In the meantime, professional DJs and photographers had been telling me I had an ear for curating music and for photography. I started making little music vignettes on my Youtube channel of a theme or mood and songs that fit that and flow well with each other. It’s often 3-5 songs that really partner well together. That has been pretty rewarding and I’ll likely start posting on here. I wouldn’t mind a really niche DJ gig so when the world gets vaccinated, I’ll explore that further. I started saving my nature photography into a separate digital album. Then I finally took the leap and bought A Real Camera. It should be in the mail any day. I would eventually love to do photo art prints in different sizes and when I really advance my skills, get into mixed-media and mixed-medium art. For that part, my goal is to be in a museum one day. I’ve never spoken or typed that out loud. There it is. I’ll start with a photography Instagram page that will call back to a former blog title soon, and painting, stealing my daughters materials when I can.

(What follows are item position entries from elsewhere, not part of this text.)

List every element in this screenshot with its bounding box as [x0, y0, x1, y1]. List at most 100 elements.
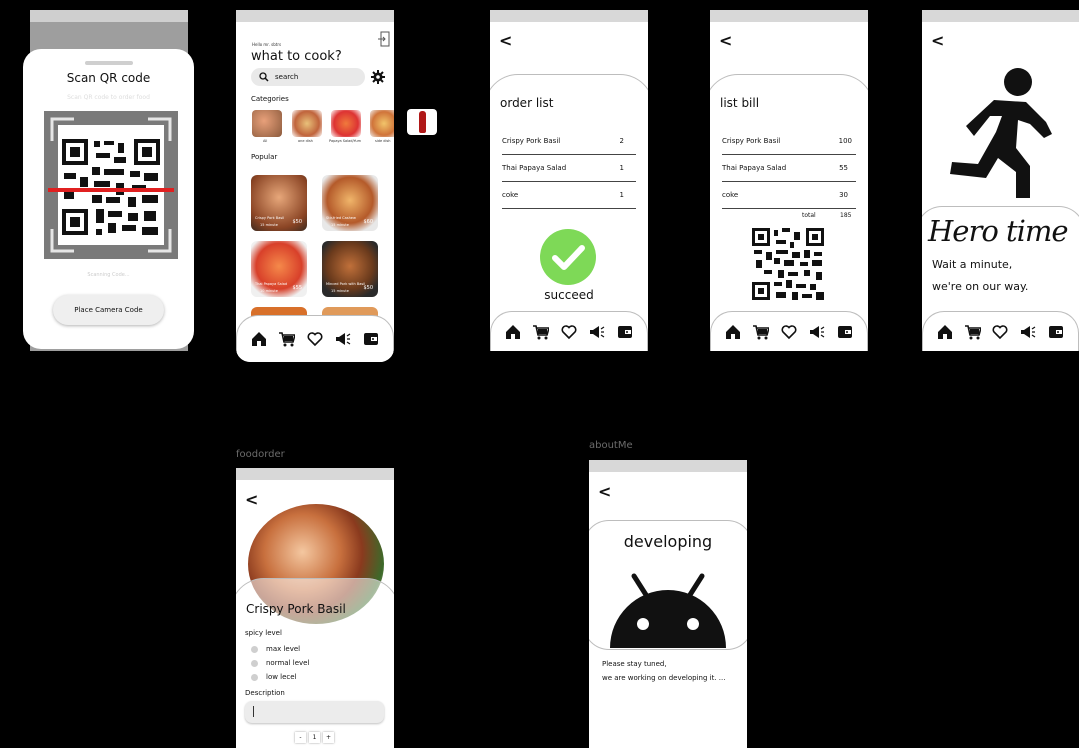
- list-bill-frame: < list bill Crispy Pork Basil 100 Thai Pa…: [710, 10, 868, 351]
- developing-title: developing: [623, 532, 713, 551]
- spicy-option-normal[interactable]: normal level: [251, 659, 309, 667]
- back-button[interactable]: <: [931, 33, 944, 49]
- bill-row: Crispy Pork Basil 100: [722, 127, 856, 155]
- order-row: Thai Papaya Salad 1: [502, 154, 636, 182]
- option-label: low lecel: [266, 673, 297, 681]
- status-text: succeed: [544, 288, 594, 302]
- category-coke[interactable]: [407, 109, 437, 135]
- category-one-dish[interactable]: [292, 110, 322, 137]
- home-icon[interactable]: [725, 324, 741, 340]
- status-bar: [490, 10, 648, 22]
- home-icon[interactable]: [251, 331, 267, 347]
- bottom-nav: [710, 311, 868, 351]
- status-bar: [589, 460, 747, 472]
- food-card[interactable]: Crispy Pork Basil 15 minute $50: [251, 175, 307, 231]
- back-button[interactable]: <: [719, 33, 732, 49]
- food-card[interactable]: Minced Pork with Basil 15 minute $50: [322, 241, 378, 297]
- food-order-frame: < Crispy Pork Basil spicy level max leve…: [236, 468, 394, 748]
- food-card[interactable]: Thai Papaya Salad 10 minute $55: [251, 241, 307, 297]
- heart-icon[interactable]: [781, 324, 797, 340]
- order-title: order list: [500, 96, 554, 110]
- hero-line-2: we're on our way.: [932, 280, 1029, 293]
- increment-button[interactable]: +: [323, 732, 334, 743]
- heart-icon[interactable]: [561, 324, 577, 340]
- category-label: one dish: [298, 139, 313, 143]
- back-button[interactable]: <: [499, 33, 512, 49]
- item-qty: 2: [619, 136, 624, 145]
- item-qty: 1: [619, 190, 624, 199]
- category-side-dish[interactable]: [370, 110, 394, 137]
- food-card[interactable]: Stir-fried Cashew 15 minute $60: [322, 175, 378, 231]
- cart-icon[interactable]: [533, 324, 549, 340]
- radio-button[interactable]: [251, 659, 258, 667]
- cart-icon[interactable]: [753, 324, 769, 340]
- radio-button[interactable]: [251, 673, 258, 681]
- bottom-nav: [922, 311, 1079, 351]
- item-name: coke: [502, 190, 519, 199]
- cart-icon[interactable]: [964, 324, 981, 340]
- description-heading: Description: [245, 689, 285, 697]
- total-value: 185: [840, 212, 852, 219]
- back-button[interactable]: <: [245, 492, 258, 508]
- scan-dialog: Scan QR code Scan QR code to order food: [23, 49, 194, 349]
- description-field[interactable]: [245, 701, 384, 723]
- food-card-time: 15 minute: [331, 289, 349, 293]
- category-all[interactable]: [252, 110, 282, 137]
- cart-icon[interactable]: [279, 331, 295, 347]
- food-card-name: Crispy Pork Basil: [255, 216, 285, 220]
- hero-title: Hero time: [928, 214, 1069, 248]
- quantity-stepper[interactable]: - 1 +: [295, 732, 334, 743]
- category-papaya-salad[interactable]: [331, 110, 361, 137]
- spicy-option-max[interactable]: max level: [251, 645, 300, 653]
- megaphone-icon[interactable]: [809, 324, 825, 340]
- bottom-nav: [490, 311, 648, 351]
- scanning-status: Scanning Code...: [87, 272, 130, 278]
- spicy-option-low[interactable]: low lecel: [251, 673, 297, 681]
- status-bar: [710, 10, 868, 22]
- food-card-name: Minced Pork with Basil: [326, 282, 366, 286]
- food-card-time: 15 minute: [260, 223, 278, 227]
- wallet-icon[interactable]: [837, 324, 853, 340]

You know I had to take a few What Kind of Photographer Are You quizzes and I kept getting street/fashion photography, which I’m not actually interested in. I had Glowing Color going for a while as a creative outlet, but monetizing it turned it into a burden for me. I probably will incorporate my eye for color into photography under the macro/abstract umbrella rather than people.
Another far-reaching dream I’ve never mentioned is I would love to get into voiceover or narration work in the future. Several trained and professional singers have told me they love my voice over the years and I often get told it’s soothing. I’ve shelved that in my mind in the Post Pandemic closet as well though.
Part of the reason I haven’t gotten to explore my creativity is I don’t feel like I have the set-up for it at home. That’s why a complete home overhaul was on my retreat agenda as well - I’ll save that for a separate post. I’m already so pleased with the space and knowing my daughters’ can easily access their arts and crafts will lessen the anxiety I get when it’s time to explore my own creativity. 
Anyhoo, I got the urge to blog the Food Manifesto post and quickly activated Tumblr and got the words out and then went to bed. A dear, explosively creative friend took the time to send me a voice note and tell me she didn’t realize how much she missed my writing and how I make mundane topics interesting, that I was a great storyteller, and so on. It blew me away. Maybe *this* is my writing lane. Non-linear narrative writing. I don’t know if that’s the proper term but it fits.
All of this to say, I can’t believe there was a time I thought the creativity within me was dead. I just had to give it a home.